Additionally, well-intentioned people may attempt to adopt a specific breed from the shelter, but have no luck finding one. Popular breeds such as beagles very rarely stay in shelters long. Waiting for the right dog to be available for adoption takes patience, and the long waiting lists can often cause people to turn to breeders instead. One possible alternative is finding dog specific rescues. There are hundreds of organizations in Southern California alone that may specialize in finding homes for a specific breed. 

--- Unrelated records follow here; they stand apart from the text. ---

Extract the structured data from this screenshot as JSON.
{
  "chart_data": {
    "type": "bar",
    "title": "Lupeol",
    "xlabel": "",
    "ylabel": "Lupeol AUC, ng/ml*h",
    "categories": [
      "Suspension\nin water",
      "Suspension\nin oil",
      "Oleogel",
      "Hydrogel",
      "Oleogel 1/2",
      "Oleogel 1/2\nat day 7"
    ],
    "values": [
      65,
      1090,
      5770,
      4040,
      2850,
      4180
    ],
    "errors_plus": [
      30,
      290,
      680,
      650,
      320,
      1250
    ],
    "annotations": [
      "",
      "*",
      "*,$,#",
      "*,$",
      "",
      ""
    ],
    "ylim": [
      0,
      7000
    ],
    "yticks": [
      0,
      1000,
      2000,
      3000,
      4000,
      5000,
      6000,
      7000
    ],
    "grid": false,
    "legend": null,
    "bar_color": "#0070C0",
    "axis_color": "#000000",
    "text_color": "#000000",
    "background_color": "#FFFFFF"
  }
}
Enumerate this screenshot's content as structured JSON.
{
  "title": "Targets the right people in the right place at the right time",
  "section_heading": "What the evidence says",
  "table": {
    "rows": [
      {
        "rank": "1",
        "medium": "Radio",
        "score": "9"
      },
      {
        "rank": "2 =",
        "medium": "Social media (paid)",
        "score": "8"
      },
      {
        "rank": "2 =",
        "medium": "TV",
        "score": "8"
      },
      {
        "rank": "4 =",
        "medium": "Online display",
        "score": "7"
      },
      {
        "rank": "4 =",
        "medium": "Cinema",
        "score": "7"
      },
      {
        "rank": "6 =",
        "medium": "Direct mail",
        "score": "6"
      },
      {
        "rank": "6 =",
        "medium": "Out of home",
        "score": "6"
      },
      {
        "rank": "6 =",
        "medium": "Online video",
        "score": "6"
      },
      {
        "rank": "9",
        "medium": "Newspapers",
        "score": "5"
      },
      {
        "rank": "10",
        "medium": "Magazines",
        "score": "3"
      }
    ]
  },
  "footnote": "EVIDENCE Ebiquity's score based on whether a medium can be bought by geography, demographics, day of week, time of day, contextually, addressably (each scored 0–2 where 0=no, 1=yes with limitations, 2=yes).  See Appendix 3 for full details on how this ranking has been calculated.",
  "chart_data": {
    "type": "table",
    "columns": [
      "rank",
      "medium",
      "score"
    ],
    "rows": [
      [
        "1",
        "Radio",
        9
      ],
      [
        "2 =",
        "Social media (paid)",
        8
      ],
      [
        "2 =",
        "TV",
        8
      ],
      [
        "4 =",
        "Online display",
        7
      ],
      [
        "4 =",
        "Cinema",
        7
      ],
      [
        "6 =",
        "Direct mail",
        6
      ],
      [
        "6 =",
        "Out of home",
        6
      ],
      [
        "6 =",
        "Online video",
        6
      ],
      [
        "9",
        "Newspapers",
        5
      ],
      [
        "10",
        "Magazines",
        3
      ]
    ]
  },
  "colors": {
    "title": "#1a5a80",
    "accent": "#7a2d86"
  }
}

Shelters certified “humane” are independently run and do NOT euthanize animals due to overcrowding. The adoption fee will typically cover the cost of the dog being spayed/neutered ahead of time. Providing unloved dogs with a new home is a respectable and compassionate move. Well known local adoption centers include the San Gabriel Humane Society and the Pasadena Humane Society. Some people may also be looking to rehome their pets due to moving or health circumstances. Stepping in to take in these dogs, who would otherwise be sent to a shelter, can help give the former owners peace of mind. 

If you or anyone you know is looking for a dog, definitely consider adopting over buying. Where you decide to put your money can benefit both you and your future pet.